Sie helfen uns, zu widerstehen, aber nicht zu siegen. So sagte es kürzlich der auch bei uns wohlbekannte und in seinem seltenen Niveau hochgeschätzte ukrainische Schriftsteller Jurko Prochasko. Ist das gerecht, ist das fair – angesichts der Unterstützung, die die Ukraine seitens der Nato und der EU erfährt? Auch Deutschland liefert inzwischen unverzichtbare Waffen, was auch die Führung der Ukraine anerkennt. Die Zeiten, da uns der ukrainische Botschafter wegen Untätigkeit fast täglich geißeln musste, sind vorbei.
Nicht vorbei bei aller laufend betonten Solidarität ist es freilich mit der roten Linie, die der Westen dem tödlich bedrohten Land anhaltend zieht: Wir muten der Ukraine zu, wir erwarten, wir verlangen von ihr, dass sie ihren Verteidigungskrieg führt, ohne die logistischen Zentren des Aggressors weit hinter der Front, tief in seinem eigenen Hinterland anzutasten. Und das, obwohl Russland über die Mittel verfügt, gerade von dort aus die Lebensgrundlagen der Ukraine zu zerstören. Die Beschränkung scheint nicht verhandelbar. Sie ist die Bedingung, das Maß für die westlichen Waffenlieferungen, so dynamisch sich diese in den anderthalb Jahren des Krieges auch entwickelt haben.
Einzelne international bekannte Osteuropahistoriker, einzelne hochrangige Militärs außer Amt sind mutig und integer genug zu fragen, wie man unter solchen Bedingungen denn überhaupt einen Krieg führen will. Man könne es nicht. Es sei schlicht absurd. Kein amerikanischer Soldat würde jemals gezwungen werden, unter solchen Bedingungen zu kämpfen.

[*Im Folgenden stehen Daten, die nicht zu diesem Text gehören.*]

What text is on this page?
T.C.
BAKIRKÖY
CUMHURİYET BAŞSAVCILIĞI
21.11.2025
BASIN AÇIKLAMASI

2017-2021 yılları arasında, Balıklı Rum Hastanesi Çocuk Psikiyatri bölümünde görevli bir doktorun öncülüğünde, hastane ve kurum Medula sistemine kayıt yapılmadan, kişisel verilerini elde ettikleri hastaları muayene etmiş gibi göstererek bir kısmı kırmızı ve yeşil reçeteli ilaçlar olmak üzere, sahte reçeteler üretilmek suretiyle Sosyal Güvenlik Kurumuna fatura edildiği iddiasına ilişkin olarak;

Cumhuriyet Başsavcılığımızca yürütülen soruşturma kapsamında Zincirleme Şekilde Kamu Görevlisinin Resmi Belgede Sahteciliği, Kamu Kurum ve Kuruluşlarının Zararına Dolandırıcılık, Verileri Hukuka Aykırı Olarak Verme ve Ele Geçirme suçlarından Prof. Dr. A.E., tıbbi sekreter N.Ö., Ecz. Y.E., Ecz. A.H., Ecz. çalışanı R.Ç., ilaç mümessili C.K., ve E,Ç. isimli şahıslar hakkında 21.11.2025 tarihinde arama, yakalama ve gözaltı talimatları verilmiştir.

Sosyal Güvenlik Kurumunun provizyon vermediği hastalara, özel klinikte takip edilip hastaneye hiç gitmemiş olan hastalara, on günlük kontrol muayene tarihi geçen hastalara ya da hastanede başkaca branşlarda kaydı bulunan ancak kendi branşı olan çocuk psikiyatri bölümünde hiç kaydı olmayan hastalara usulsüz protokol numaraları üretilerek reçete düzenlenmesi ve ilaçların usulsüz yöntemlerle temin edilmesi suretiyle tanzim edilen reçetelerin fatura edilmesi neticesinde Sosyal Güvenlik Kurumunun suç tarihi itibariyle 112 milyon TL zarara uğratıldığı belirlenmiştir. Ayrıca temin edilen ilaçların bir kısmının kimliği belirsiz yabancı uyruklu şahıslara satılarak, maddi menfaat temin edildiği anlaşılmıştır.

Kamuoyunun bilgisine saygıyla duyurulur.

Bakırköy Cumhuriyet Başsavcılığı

Aber so etwas wie eine öffentliche Debatte über diese sinnwidrige Entscheidung gegen ein um seine Existenz kämpfendes Land gibt es nicht. Ihre Beweggründe bleiben im Dunkeln oder doch Halbdunkeln. Sollte es Angst sein – die Angst unserer Staaten, irgendwie in den Krieg hineingezogen zu werden – , wäre das eine doppelt kriegsverlängernde Botschaft an den Kreml. Aber die Entscheidung bleibt unerörtert, unlegitimiert. Sie bleibt ein Tabu. Was nur heißen kann, dass sie aus den Zentren der politischen Macht kommt. Die eben auch darüber entscheiden möchten, was gesagt werden darf und was nicht. Wir sollten hier vielleicht nicht gleich über das Weltbild und die politische Strategie Joe Bidens und seiner Regierung sprechen. Sondern zur Abwechslung erst einmal über die Gefolgschaftstreue unserer eigenen Regierung.
Aber geht es denn anders? Amerika ist die Vormacht des Westens. Ohne sie gäbe es eine unabhängige Ukraine schon nicht mehr. Ist es in diesem exzeptionell angespannten Kontext nicht einfach das Allerbeste, sich den USA anzuschmiegen und immer nur das zu tun, was sie vorgeben?
Oder versteckt sich das politische Deutschland nicht vielmehr hinter den USA – wie von lauter werdenden kritischen Stimmen auch in der Ampel zu hören ist? Dann wäre die mit Elan proklamierte „Zeitenwende“ wohl nicht richtig vorangekommen. Dann wäre die außenpolitische Führung, die Machtentfaltung, die sich viele in Polen, in den baltischen Staaten und in der Ukraine von Deutschland erhoffen, bloßes Wunschdenken. Und dann müssten wir Deutschen als eine wehrhafte Demokratie erst noch geboren werden.
Der Verfasser war Privatdozent für Neuere und Neueste Geschichte an der Universität Konstanz.